Спутники вошли в город через Яффские ворота и двинулись к Храму по дороге, пологой дугой огибающей Сион, мимо величественной крепости Давида — Иошаат каждый раз при виде его испытывал волнение и тайную гордость — и дворца покойного царя, напоминающий разворошенный муравейник: сновали люди, у всех дверей и лестниц стояли римские отряды. Здесь гордиться было нечем. Громадные позолоченные изображения зверей словно глумились над святостью этих мест, превращая дворец в мерзкое капище. Иошаат невольно ускорил шаги и вздохнул свободно, лишь когда дворец святотатца остался позади.

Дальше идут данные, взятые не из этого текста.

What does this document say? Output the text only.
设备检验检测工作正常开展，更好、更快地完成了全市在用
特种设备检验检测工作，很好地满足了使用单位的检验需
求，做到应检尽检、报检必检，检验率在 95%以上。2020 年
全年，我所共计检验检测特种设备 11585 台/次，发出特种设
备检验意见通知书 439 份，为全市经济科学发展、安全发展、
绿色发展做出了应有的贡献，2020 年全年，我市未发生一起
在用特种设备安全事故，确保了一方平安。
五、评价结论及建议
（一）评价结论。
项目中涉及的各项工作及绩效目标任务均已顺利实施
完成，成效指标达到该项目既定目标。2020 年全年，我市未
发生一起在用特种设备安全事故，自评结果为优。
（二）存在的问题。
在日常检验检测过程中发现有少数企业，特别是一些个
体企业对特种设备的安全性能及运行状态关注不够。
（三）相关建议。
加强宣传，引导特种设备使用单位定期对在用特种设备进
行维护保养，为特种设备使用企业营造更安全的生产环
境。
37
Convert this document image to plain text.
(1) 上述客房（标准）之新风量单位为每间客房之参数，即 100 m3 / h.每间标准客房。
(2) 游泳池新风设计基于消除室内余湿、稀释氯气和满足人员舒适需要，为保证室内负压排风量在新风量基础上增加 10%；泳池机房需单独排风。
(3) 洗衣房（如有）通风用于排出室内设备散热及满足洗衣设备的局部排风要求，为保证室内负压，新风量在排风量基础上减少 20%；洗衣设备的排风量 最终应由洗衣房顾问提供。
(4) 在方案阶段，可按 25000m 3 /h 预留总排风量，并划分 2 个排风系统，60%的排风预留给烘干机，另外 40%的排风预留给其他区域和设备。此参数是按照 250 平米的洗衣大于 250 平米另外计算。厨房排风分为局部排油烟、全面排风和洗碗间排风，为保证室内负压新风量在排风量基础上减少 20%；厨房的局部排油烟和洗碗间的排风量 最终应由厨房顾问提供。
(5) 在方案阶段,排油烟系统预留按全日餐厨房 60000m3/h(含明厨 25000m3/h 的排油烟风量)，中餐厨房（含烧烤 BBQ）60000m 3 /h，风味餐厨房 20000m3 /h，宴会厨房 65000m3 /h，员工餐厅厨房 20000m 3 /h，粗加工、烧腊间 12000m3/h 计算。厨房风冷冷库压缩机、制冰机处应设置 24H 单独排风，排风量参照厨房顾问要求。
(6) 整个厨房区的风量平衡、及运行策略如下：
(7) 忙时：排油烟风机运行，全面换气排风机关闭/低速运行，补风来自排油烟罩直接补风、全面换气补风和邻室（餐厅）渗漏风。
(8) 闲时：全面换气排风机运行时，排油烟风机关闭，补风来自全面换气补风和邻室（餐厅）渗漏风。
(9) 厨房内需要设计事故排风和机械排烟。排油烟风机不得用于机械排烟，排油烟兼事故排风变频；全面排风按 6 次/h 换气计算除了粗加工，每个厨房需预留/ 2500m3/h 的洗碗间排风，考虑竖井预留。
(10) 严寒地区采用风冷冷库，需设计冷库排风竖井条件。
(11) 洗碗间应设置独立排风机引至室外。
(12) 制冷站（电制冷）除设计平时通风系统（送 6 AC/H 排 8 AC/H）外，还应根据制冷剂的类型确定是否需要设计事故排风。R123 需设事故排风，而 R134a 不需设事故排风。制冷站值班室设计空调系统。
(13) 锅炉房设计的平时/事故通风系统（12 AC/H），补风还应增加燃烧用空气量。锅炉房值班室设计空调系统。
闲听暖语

Они проследовали мимо домов первосвященника Храма и членов Санхедрина, не уступающих дворцу не только своими размерами и пышностью, но и количеством окружавших их римских солдат.

Да, смутные времена! Смутные!

Затем дорога повела их дальше вниз, излучиной от Сиона к Акре, к старому, но хорошо сохранившемуся дворцу Соломона слева по пути, и вывела на главную площадь.

Все невольно остановились перед величественным зрелищем Храма, словно парящего на белых мраморных плитах над землей, с открытыми вратами, над которыми ослепительно блестела гигантская золотая виноградная гроздь. Здания в три этажа, окружающие Храм по периметру, с витыми лестницами и аккуратными водоемами перед ними, укрывали его, словно жемчужину — створки раковины.

Даже здесь их голоногие солдаты! В святая святых Израиля!

Равви Менахем провел оробевших спутников мимо водоема двора священников к жертвеннику с неугасимым огнем, где уже собрались люди, большей частью женщины, пришедшие, сообразил Иошаат, как и Мириам, для очищения. Тут же располагались торговцы, продающие жертвенных животных, и менялы, обменивающие священные деньги на народные. Иошаат долго ходил от одного торговца к другому, сжимая и разжимая ладони, придирчиво выбирал жертвенных голубей.

Не все ли равно, не есть же он их собирается!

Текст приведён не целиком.